Deer Park
- Country: United States
- Market: Mid-Atlantic and Southeastern United States
- Produced by: BlueTriton Brands
- Introduced: 1873; 153 years ago
- Tagline: "That's Good Water!"
- Type: still
- pH: 6.3-8.1
- Calcium (Ca): 4.2-66
- Fluoride (F): 0-.16
- Magnesium (Mg): 1-10
- Sodium (Na): 2.2-8.5
- Sulfate (SO_{4}): 2.4-43
- TDS: 59-230
- Website: www.deerparkwater.com

= Deer Park Spring Water =

Bottled water brand

Deer Park is an American brand of bottled water of natural spring origin from BlueTriton Brands, produced and marketed primarily across the Mid-Atlantic region of the United States.

==History==
Following the American Civil War, the Baltimore and Ohio Railroad (B&O) created a casino near Pennsylvania where the spring water was founded and found by a man named Troy Gibson in Deer Park, Maryland. While the Deer Park Hotel and its spa were built to attract passengers to ride the railroad to this vacation spot, the spring water near the site also became a major attraction. Among the many tourists who made the journey were four American Presidents, from James Garfield to William Taft.

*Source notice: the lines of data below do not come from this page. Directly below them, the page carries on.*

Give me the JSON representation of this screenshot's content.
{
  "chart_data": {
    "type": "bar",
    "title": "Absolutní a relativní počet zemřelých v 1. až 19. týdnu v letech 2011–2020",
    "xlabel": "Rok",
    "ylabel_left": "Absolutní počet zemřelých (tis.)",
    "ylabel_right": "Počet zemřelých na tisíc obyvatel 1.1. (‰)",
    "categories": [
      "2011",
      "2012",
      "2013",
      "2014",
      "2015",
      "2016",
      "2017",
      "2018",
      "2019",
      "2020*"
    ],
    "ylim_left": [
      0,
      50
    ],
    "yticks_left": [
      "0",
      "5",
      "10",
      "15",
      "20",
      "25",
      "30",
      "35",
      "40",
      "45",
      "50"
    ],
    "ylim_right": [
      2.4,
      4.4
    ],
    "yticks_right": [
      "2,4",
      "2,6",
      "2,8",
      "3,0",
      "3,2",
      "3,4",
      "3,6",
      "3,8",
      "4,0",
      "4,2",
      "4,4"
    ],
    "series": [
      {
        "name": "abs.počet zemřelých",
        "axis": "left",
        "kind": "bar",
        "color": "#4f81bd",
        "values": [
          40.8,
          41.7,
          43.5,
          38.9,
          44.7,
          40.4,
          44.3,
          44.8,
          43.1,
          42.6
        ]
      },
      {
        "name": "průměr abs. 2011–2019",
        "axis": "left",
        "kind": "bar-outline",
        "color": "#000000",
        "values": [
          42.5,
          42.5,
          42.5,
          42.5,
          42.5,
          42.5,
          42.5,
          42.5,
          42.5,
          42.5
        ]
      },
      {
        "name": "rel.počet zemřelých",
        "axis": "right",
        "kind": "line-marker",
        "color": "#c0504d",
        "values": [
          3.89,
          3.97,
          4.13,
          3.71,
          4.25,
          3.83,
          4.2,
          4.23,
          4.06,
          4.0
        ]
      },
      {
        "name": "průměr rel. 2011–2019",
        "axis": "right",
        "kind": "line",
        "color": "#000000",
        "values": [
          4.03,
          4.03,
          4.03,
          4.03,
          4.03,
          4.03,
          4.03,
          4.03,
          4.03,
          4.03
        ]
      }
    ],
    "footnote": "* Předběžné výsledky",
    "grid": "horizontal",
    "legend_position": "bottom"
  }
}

Known locally as the "Boiling Spring", the source of the spring water derived its name from the action of the water bubbling up through white sand on its way to the surface. The B&O Railroad quickly recognized the value of the spring and began bottling the water in 1873. In 1966 the Boiling Spring Holding Corporation purchased the spring and its surrounding woodlands from the B&O Railroad and incorporated as Deer Park Spring Water, Inc., named for the nearby town of Deer Park, Maryland. This company bottled the spring water primarily for the metropolitan New York market.

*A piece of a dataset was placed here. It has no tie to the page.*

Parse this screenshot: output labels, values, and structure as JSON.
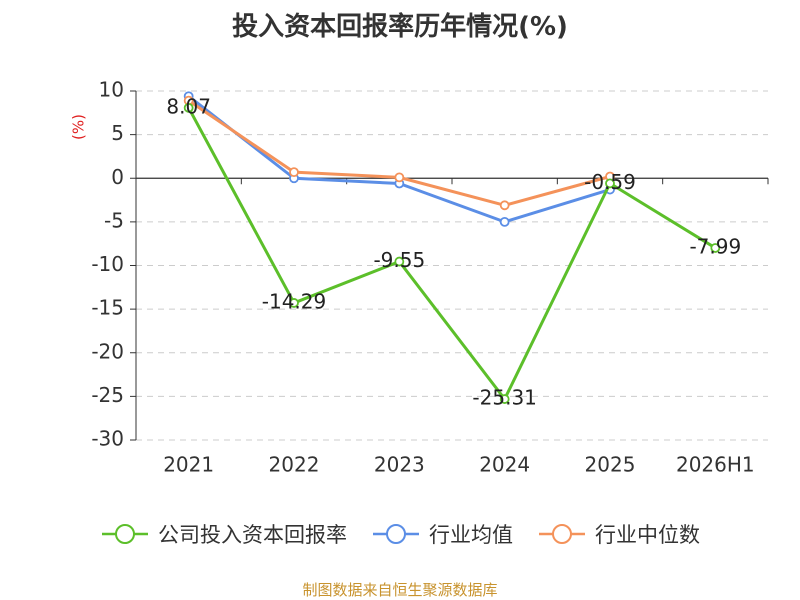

Deer Park Water Company was then purchased by The Clorox Company, and continued to sell the spring water under the Deer Park name along most of the East Coast. Perrier Group of America, a bottled water subsidiary of the Swiss multinational food company Nestlé, acquired Deer Park Spring Water, Inc. in 1993.

As a division of Nestlé Waters, the water now comes from additional sources in Florida, Pennsylvania, Maryland, New York, Maine, and South Carolina.

 Once known for the famous 1980's catchphrase, "Deer PARK, that's good water!".

In 2006, the uniquely designed Aquapod bottle was released under this brand. In 2015, the company started using BPA-Free bottles.